From crepe cake to chicken soup, here's a rundown of my dining diary's greatest hits from the past seven days. What were your top eats of the week? Share the details in the comments section.
Crepe cake at Bellecour
Sure, roses are lovely. But pastry chef Diane Moua, one of Minnesota's most creative forces, has introduced what will hopefully become another annual Valentine's Day ritual. Recently, Moua has been noodling with her bakery's signature, swoon-inspiring dessert (during the December holidays, the focus was on gingersnap with orange-caramel glaze), and right now she's thinking pink for Valentine's Day, inserting the dreamy flavor of ultra-fragrant raspberries into every gloriously spongy layer. Hurry: this raspberry version ($8) will be in the bakery's by-the-slice rotation through Feb. 16. 739 E. Lake St., Wayzata, 952-444-5200
Chicken soup with matzo balls at Crossroads Delicatessen
Such ideal February fare. I didn't grow up in a matzo ball household, although I wish that I had. What I admire about this homey version is that they (the matzo balls) look and taste as if they'd been prepared by someone's mother (not mine, obviously). They're worlds apart from another favorite, Russell Klein's extraordinary version at Meritage, and it's these kinds of differences that make life worth living, right? At Crossroads, the steaming soup definitely has a hits-the-spot quality: tons of the requisite carrot-celery-onion trinity, a hefty amount of juicy chicken (and lots of dark meat, hurrah), and plenty of those essential chicken fat globules floating on the golden broth's surface.

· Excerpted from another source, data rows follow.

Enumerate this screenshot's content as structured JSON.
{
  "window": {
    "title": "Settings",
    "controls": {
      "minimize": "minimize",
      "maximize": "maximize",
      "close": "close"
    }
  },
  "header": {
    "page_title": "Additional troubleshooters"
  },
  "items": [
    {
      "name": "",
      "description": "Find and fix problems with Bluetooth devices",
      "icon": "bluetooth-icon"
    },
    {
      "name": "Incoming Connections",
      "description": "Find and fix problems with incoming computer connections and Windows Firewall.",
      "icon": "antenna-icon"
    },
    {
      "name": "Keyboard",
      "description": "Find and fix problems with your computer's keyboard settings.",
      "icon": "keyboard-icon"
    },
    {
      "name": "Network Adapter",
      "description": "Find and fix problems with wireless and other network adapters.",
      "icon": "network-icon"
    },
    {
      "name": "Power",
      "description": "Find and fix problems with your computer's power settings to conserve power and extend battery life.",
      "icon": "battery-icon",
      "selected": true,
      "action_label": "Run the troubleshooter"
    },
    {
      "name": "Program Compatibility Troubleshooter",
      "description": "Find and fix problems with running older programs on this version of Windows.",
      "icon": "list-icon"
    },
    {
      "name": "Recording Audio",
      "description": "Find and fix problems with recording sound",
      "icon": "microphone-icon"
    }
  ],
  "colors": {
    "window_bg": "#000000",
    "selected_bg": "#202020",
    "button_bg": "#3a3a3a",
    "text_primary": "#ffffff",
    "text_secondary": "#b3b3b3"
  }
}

Another reason to love: the value. For $9.99 (or what the menu rightly labels "The Big One"), a serving bowl-sized portion arrives, bearing two massive, herb-flecked matzo balls. Bonus points for the bread basket-pickles treatment.
2795 Hedberg Dr., Minnetonka, 651-546-6595
Vegan burger at Reverie Cafe + Bar
The goodness starts with the patty, a thick and robust combination of mushrooms, tempeh and barley, "and months of experimentation to land the perfect combination," said co-owner Kirstin Wiegmann. The appealing formula is the work of chef/co-owner Jeffrey Therkelsen and kitchen manager John Stockman. "Jeff has been trying to make a good vegan burger for years," said Wiegmann. "He couldn't get the texture quite right, until John came along, and that collaboration is what ultimately worked." Another successful component: the grilled bun, baked by Ghenet's (a fellow CityFoodStudio tenant, back in the days when Reverie was a food truck and was using the shared commercial kitchen facilities) and a play on hambasha, a soft, slow-rise Eritrean favorite. Toppings include tons of peppery arugula, sweetly caramelized onions that have been teased with smoke, and a jam ingeniously fashioned from tomatoes slow-cooked in rooibos tea and balsamic vinegar. This behemoth could easily feed two ($13), and it's a welcome foil to the Impossible Burger-Beyond Burger onslaught. Not that there's anything wrong with those commercial plant-based juggernauts. That's just not Reverie's brand," said Wiegmann. We strive to make everything ourselves, whenever possible. We're interested in whole foods, because that gives us so much more control. Besides, Jeff loves to be a scientist in the kitchen."